ローヴィ「ま、待ってください。まさか…閣下がそのようなっ!」
とてもそんな人間らしい…ゲームに勝ちそうで嬉しいなど、シンプルな喜びが???ディートリヒにあると思えない。
例え喜びがあったとて、弱った相手を追い詰め、弄び楽しむような嗜虐的なものではないのか?

 

困惑に混乱を重ねていたローヴィにエルナが、にこりと微笑む。
エルナ「副官、戦場で戦っている時、己の本性を隠せるものなどいない――のですよ。」

 

ローヴィ「ッ!?」
ぱちりとかわいいウィンクと共に、先ほどのディートリヒの言葉を返す彼女にぞっとする。

 

ローヴィもディートリヒとチェスで対局した事はある。
だが、目まぐるしく動く駒に翻弄され、ディートリヒの本性を見るどころの話ではなかった。
ローヴィ「(やはり彼女も、ただものではない…。)」

 

ブルーノ「いやー!これは一本取られましたな。」
ディートリヒ「………。」
ブルーノ「戦に勝って勝負に負けた、と言ったところですか?」

 

ディートリヒ「……………。」
エルナ「あ、ほらそれもですよ!その悔しいっ!!っていう、かわいらしい感情を頑張って顔に出していきましょう。さあ!!」
ローヴィ「!???!!!??」
ローヴィにはまったく動いて見えない、ディートリヒの顔をエルナが指さしている。

 

ディートリヒ「くだらん。――休憩は終わりだ。各自持ち場に戻れ。
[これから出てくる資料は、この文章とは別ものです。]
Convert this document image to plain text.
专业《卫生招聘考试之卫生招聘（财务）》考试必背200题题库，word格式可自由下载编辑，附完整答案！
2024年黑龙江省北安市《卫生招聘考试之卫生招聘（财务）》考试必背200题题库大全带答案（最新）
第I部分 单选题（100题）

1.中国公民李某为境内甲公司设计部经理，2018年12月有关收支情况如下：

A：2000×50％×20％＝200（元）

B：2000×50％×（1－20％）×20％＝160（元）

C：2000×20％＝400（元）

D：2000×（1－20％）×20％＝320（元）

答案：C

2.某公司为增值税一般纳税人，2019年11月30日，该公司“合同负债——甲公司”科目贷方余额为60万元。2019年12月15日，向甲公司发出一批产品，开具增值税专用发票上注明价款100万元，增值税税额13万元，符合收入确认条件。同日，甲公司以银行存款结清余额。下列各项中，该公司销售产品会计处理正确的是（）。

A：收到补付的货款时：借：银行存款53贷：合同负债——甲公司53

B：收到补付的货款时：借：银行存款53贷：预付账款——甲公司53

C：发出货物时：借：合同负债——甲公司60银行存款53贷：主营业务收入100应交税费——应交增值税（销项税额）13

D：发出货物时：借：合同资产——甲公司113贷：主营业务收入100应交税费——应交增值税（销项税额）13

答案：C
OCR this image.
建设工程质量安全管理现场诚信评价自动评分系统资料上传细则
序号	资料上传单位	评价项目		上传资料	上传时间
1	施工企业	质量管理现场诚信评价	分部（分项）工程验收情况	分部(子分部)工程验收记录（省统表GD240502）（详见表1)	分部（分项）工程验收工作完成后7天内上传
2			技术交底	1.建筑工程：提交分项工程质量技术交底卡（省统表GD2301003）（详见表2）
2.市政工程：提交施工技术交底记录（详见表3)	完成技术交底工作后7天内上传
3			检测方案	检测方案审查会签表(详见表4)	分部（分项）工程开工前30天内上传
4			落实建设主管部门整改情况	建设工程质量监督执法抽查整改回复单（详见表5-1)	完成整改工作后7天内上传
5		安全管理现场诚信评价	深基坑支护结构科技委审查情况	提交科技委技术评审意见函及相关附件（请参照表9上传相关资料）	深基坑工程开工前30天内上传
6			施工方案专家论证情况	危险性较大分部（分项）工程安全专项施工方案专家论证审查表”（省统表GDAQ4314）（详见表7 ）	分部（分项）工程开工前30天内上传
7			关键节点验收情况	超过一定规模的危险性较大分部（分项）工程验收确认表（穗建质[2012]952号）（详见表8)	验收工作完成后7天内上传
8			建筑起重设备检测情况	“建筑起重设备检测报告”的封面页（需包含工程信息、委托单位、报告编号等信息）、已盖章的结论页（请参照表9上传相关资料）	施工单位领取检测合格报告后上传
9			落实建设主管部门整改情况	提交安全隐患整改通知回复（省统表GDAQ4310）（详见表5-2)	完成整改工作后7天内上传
」
話はここまで、とばかりにディートリヒが会話を打ち切る。
エルナ「はい!」
ブルーノ「はっ!」
ローヴィ「!???!!!??」
あっさりと行動を切り替え、移動を開始したエルナやブルーノと違い、ローヴィは動く事が出来ずにいた。

 

ディートリヒ「――ローヴィ、二度の命令が必要か?」
ローヴィ「あ…は、はっ!失礼しました。直ちに持ち場へ戻ります。」
ぎこちなく右手と右足、左手と左足をセットで動かし、ローヴィは扉へ進む。

 

バタンと閉まる扉の音を合図に、ドルキマス国上級大将ディートリヒ・ベルクの休憩は終局した。